抗マラリア薬発見を目指して、田辺三菱製薬所有の51,200化合物ライブラリを対象に高速スクリーニングを実施し、3系統の新規ヒット化合物群を見出した。MMVにて設定した最適化研究遂行に相応しいヒットシリーズ1~2系統に絞り研究を開始し、GHIT最適化研究基準に合致する最低、1系統の化合物群を18か月以内に創製する。

 

2.プロジェクト・デザイン

選抜したヒットシリーズに対し、抗マラリア活性、物性、薬物動態パラメーターを指標に化合物最適化を実行する。注目シリーズ及びバックアップシリーズに関して、キーとなる骨格を基に誘導体を合成し、その生物学的及び薬物動態学的性質から確立した構造活性相関を基に、動物実験でも活性を示す化合物を創製する。

 

3.プロジェクトの結果及び考察

初年度では、注目したヒットシリーズに対して、抗マラリア活性、物性、薬物動態パラメーターの改善を目的に誘導化研究を進めた結果、シリーズ1は複数の誘導体が求められる抗マラリア活性を示し、良い物性や薬物動態パラメーターを合わせもつ系統であることが判明した。注目シリーズ2及び3に関しても同様の誘導化を進めたが、それぞれ、以下に示すような課題があることが判明した。シリーズ2では、オフターゲットの活性を削減する目的で誘導化を進めたが、主活性の抗マラリア活性との分離が難しいことから中断することとした。シリーズ3に関しては、物性値(特に溶解度、脂溶性)に懸念が残り、代謝安定性が非常に悪いという課題があった。結果として、シリーズ1の化合物群を最優先化合物として選抜した。

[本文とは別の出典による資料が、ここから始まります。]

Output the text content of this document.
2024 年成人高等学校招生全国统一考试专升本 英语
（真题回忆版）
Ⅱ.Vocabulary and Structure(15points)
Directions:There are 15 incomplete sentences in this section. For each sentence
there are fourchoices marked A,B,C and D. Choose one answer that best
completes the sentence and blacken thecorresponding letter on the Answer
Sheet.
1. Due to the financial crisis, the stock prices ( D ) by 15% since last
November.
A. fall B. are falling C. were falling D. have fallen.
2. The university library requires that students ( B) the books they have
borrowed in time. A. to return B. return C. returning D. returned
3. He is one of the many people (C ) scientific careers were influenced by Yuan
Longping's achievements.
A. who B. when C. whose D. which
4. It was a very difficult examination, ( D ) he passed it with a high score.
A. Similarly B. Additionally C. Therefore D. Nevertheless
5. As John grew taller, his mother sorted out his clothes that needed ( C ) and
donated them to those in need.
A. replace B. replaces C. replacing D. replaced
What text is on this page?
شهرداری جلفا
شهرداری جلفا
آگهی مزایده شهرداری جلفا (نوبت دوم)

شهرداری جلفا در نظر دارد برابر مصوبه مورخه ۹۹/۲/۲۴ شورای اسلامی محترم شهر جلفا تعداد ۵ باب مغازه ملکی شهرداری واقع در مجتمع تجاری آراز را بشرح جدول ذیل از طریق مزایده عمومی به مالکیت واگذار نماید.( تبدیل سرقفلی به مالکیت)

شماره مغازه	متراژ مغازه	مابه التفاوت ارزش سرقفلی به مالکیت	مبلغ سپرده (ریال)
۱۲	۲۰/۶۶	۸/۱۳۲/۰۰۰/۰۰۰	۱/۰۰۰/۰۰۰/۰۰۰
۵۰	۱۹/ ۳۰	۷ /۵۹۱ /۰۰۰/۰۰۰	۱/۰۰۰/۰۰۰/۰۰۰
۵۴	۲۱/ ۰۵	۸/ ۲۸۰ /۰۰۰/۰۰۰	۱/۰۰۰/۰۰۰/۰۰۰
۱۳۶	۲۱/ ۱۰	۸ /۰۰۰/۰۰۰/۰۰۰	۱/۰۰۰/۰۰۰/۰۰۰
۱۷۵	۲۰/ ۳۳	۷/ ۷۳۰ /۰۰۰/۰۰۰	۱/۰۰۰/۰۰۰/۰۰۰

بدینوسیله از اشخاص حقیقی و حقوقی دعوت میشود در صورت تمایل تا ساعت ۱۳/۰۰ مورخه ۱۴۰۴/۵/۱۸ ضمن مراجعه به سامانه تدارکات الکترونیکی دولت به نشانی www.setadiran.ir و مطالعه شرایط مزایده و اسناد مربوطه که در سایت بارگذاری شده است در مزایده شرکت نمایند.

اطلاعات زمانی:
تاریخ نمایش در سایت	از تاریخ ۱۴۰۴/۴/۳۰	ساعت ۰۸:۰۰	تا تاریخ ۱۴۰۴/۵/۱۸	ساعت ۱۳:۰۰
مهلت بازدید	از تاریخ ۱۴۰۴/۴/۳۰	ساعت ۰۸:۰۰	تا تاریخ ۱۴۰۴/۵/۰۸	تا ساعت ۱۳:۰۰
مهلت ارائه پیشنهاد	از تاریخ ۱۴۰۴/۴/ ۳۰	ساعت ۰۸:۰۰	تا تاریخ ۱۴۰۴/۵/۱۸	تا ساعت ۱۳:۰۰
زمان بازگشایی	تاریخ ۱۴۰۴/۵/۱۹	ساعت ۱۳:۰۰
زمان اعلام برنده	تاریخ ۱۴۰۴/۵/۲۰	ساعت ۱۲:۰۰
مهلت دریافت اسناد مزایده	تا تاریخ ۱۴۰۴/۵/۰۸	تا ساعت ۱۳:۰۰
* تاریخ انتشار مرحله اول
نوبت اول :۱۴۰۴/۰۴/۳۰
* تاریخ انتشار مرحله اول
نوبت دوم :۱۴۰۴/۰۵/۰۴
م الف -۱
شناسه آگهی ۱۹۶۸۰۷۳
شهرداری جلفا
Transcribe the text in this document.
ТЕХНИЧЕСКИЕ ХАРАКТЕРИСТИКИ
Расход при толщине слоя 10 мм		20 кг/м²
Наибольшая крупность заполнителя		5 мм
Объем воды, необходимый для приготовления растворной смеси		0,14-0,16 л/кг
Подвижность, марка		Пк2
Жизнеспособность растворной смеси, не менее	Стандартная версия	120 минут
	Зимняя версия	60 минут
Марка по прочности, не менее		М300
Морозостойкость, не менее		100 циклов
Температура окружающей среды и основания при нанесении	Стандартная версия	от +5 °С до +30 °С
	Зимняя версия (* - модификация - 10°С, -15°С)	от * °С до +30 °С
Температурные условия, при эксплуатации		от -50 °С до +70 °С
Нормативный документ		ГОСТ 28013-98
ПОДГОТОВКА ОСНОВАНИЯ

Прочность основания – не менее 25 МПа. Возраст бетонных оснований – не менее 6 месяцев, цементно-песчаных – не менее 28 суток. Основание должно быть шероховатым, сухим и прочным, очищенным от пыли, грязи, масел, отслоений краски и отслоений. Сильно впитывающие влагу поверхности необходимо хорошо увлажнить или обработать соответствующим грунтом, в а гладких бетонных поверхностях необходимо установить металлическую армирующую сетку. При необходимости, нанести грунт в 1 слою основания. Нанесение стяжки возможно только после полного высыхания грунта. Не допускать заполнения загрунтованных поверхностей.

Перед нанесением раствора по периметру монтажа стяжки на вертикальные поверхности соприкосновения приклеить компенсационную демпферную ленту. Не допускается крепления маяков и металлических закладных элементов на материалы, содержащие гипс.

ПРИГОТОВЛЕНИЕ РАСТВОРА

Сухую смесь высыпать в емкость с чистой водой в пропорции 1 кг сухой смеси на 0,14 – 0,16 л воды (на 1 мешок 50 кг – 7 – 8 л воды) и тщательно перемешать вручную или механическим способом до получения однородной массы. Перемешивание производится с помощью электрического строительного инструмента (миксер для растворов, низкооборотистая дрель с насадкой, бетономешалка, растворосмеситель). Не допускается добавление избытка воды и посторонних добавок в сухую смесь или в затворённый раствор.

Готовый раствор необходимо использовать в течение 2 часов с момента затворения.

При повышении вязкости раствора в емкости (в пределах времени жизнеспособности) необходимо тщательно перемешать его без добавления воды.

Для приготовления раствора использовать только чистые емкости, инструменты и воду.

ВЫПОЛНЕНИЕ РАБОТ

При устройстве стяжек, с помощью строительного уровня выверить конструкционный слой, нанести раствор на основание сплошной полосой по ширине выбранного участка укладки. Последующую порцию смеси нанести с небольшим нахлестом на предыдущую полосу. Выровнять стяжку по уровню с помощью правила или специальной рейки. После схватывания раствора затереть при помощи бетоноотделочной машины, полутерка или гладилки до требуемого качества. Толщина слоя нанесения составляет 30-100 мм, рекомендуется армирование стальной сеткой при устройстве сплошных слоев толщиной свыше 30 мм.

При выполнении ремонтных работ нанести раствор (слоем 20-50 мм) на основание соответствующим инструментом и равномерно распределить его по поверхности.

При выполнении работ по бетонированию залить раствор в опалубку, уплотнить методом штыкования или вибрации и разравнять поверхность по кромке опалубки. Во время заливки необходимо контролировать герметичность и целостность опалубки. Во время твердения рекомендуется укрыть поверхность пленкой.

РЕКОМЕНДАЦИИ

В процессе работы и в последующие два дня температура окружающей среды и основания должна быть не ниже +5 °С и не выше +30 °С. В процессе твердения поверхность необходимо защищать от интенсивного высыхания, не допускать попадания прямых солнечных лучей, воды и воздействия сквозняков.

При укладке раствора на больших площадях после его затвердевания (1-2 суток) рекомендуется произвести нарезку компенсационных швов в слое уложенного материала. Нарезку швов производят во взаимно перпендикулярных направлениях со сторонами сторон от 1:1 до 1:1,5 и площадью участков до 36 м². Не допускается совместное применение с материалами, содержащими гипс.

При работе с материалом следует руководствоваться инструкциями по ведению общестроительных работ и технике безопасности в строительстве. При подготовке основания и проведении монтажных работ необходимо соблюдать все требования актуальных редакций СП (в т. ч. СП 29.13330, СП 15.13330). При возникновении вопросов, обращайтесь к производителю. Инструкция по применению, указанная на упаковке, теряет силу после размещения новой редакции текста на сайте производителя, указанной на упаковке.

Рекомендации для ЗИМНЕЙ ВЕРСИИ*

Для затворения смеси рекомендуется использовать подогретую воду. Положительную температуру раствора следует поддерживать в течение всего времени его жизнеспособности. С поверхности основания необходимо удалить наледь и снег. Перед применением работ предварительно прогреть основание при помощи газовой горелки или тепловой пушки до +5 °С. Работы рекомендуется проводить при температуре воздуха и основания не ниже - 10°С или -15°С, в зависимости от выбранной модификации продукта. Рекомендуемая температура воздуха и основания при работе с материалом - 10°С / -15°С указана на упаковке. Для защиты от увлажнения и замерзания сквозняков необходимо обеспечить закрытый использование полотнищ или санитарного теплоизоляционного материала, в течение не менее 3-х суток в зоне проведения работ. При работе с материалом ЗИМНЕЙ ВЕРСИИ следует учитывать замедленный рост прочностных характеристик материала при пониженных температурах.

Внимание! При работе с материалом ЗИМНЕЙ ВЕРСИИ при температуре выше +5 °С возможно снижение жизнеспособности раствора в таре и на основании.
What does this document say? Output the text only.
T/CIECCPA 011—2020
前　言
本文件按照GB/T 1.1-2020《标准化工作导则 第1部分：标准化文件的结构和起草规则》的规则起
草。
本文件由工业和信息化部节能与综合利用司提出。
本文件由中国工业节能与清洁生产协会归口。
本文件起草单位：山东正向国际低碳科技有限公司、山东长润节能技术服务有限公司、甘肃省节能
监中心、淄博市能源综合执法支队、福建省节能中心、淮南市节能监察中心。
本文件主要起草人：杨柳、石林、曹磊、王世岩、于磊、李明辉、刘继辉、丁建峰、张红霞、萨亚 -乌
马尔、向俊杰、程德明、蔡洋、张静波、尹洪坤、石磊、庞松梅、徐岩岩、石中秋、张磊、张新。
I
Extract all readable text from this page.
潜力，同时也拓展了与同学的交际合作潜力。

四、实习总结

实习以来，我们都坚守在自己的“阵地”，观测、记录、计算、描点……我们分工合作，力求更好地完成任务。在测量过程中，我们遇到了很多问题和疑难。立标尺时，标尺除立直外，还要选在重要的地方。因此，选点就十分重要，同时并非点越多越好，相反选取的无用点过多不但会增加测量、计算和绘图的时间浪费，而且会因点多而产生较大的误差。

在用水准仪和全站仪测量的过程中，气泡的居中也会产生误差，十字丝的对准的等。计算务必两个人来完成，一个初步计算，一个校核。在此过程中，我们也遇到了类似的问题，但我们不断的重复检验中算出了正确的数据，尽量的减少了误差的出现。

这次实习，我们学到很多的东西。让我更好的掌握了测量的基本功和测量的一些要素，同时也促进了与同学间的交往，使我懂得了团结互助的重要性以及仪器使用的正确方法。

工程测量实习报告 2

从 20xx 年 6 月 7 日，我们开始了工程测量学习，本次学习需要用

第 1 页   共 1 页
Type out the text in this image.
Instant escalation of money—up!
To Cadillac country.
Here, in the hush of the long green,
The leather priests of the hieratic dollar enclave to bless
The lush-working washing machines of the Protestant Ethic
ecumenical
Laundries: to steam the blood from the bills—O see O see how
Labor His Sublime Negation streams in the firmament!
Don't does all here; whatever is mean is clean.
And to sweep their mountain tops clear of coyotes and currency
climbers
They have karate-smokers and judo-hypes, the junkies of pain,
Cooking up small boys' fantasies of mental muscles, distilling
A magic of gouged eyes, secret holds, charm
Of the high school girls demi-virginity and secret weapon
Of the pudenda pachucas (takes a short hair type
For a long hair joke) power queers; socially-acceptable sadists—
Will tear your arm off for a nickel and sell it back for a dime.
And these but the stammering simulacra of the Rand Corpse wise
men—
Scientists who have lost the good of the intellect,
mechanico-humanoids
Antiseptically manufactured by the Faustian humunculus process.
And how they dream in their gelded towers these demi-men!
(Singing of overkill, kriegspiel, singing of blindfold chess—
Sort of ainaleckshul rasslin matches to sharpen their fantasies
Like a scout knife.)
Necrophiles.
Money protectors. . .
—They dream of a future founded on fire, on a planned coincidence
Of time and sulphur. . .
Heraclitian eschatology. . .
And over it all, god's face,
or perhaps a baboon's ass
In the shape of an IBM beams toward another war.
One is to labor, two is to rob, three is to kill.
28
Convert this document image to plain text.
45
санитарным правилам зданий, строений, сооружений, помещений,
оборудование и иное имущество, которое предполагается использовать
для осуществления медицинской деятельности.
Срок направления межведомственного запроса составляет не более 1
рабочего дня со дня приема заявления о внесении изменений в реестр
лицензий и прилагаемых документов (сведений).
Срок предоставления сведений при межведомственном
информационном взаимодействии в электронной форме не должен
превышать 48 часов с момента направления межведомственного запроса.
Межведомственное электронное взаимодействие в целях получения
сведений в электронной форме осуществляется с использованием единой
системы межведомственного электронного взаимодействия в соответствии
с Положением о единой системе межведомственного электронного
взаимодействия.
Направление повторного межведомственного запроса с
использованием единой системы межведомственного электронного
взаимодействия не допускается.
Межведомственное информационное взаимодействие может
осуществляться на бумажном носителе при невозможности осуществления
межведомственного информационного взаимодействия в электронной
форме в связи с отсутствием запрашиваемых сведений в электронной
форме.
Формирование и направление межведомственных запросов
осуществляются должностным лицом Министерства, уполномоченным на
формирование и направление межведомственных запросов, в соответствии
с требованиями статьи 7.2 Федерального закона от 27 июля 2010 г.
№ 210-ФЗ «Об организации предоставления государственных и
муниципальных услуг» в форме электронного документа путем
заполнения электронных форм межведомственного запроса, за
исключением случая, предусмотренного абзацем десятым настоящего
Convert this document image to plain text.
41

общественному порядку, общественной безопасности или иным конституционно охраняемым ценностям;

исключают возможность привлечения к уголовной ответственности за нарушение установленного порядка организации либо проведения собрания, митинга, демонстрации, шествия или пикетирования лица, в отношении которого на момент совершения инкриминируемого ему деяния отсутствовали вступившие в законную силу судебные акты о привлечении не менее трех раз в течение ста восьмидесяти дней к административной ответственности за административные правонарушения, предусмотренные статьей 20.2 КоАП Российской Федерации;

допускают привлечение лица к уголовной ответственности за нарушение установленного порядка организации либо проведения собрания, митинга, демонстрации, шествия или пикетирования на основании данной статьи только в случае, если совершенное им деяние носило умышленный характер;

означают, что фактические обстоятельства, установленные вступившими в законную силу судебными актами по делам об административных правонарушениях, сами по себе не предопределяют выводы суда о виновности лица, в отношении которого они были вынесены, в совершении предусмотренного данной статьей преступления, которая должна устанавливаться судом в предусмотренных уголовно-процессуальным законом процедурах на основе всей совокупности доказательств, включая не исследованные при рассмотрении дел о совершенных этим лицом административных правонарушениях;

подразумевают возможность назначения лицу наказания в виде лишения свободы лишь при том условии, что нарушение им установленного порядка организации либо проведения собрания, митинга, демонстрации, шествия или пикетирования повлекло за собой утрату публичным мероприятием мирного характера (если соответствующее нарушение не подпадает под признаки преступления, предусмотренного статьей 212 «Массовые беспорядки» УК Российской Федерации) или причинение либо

次年度では、シリーズ1に対して継続的に誘導化研究を進め、初年度を上回る薬効と物性、薬物動態パラメーターを持つ化合物を複数見出した。特に、合成ルートを改良することで、相対立体配置を制御した効率的な誘導体の合成が可能となり、より明快な構造活性相関を確立でき、結果としてマウスモデルにおいて有効な活性を示す化合物の創製につながった。各種インビトロ評価を進めることで、シリーズ1の生化学的標的が判明されつつあり、このシリーズの抗マラリア薬としての将来性が見込まれている。並行して、バックアップシリーズに関しても化合物誘導化やプロファイリングを進め、薬剤候補としてさらに2つの化合物を見出すことにも成功している。

シリーズ1の成功で、本チームは2年以内に前臨床候補化合物創製を目指したリード最適化研究の継続が実現できるようにGHIT Fundの新提案を行い、現在、評価、検討が進められている。